UN OMAGGIO ai frammenti di questa stragedia, rafforzativo di strage nella tragedia, come lui stesso l’ha definita, e dedicato alle vittime i cui nomi scorrono alla fine della proiezione. Quella è stata la fase iniziale di un progetto che ha trovato ora compimento, una gestazione lunga, che necessitava di un’installazione complessa, a cui una semplice cornice non avrebbe dato il giusto valore. «Ogni foto è la materia della consunzione» spiega Migliori «sono pezzi astratti e informali scoppiati che a volte non si capiscono. Cerco di trasmettere l’emozione che ho provato. Ho richiamato il ricordo, con rumori, parole, musiche, fotografie. È una visione del dolore, c’è la mia partecipazione personale al dramma dei parenti che ancora aspettano la verità».
Il curatore Lorenzo Balbi parla di un dialogo muto con le vittime stabilito da Migliori alla luce fioca della candela, risvegliando i frammenti adagiati a terra come salme.
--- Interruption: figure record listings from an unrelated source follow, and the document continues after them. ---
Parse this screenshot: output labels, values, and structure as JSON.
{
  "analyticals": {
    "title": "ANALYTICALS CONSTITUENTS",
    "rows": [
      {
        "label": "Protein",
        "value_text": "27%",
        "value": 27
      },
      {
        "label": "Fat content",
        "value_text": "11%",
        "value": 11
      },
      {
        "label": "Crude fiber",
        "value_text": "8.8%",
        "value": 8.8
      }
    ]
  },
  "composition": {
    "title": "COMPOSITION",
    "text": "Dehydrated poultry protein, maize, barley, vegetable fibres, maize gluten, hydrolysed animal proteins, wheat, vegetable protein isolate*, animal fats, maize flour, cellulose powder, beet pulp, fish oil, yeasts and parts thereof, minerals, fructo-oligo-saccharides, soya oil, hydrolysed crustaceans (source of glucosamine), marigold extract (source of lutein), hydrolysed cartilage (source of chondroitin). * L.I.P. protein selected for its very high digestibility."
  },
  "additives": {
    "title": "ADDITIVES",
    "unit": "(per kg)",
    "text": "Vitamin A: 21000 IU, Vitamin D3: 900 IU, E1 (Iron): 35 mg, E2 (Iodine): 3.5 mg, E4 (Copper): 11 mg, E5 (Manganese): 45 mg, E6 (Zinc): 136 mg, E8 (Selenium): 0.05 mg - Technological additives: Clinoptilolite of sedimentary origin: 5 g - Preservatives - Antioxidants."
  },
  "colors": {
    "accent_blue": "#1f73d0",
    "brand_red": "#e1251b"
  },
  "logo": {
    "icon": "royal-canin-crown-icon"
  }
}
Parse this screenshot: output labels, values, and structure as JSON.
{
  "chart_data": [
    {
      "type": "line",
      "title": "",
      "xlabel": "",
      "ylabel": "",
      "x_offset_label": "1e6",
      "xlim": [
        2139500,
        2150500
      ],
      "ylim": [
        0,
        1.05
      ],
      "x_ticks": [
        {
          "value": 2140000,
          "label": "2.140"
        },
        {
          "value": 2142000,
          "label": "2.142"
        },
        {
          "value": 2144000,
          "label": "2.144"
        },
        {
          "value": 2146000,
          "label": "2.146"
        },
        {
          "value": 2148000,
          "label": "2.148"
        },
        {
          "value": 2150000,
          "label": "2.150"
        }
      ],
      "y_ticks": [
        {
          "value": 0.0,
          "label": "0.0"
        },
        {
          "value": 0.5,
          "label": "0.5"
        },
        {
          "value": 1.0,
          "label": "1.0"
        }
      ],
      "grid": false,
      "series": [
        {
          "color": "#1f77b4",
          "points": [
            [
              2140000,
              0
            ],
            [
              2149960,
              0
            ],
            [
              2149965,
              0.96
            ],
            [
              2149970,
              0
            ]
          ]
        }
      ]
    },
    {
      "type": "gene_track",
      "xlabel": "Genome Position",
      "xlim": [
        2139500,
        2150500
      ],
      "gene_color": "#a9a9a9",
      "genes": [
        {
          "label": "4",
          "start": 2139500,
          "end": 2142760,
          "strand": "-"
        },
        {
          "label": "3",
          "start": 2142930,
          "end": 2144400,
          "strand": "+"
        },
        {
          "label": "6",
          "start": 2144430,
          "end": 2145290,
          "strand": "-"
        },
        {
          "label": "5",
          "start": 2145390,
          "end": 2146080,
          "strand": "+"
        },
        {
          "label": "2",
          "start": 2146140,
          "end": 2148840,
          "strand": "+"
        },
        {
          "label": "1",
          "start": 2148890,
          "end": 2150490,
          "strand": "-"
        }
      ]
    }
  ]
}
Balbi, classe ’82, che ha studiato la strage di Ustica sui libri di storia, vede in quest’opera la volontà e la capacità di attualizzare il messaggio, una storia non risolta che «ha ancora molto da dire e da indagare, una mostra che non è memoria di un evento, ma che rende tutta la sua urgente contemporaneità». Potente lo scatto di un frammento di lamiera ricurva che ricorda una bocca aperta in un urlo disperato e alcune tracce sonore dagli audio originali di quella sera conservati dall’istituto storico Parri. La mostra, a ingresso libero e su prenotazione, sarà aperta fino a febbraio 2021 ed è corredata da un bel catalogo. L’inaugurazione sarà il primo appuntamento di una serie di iniziative culturali che da anni si svolgono attorno al Museo per la Memoria di Ustica.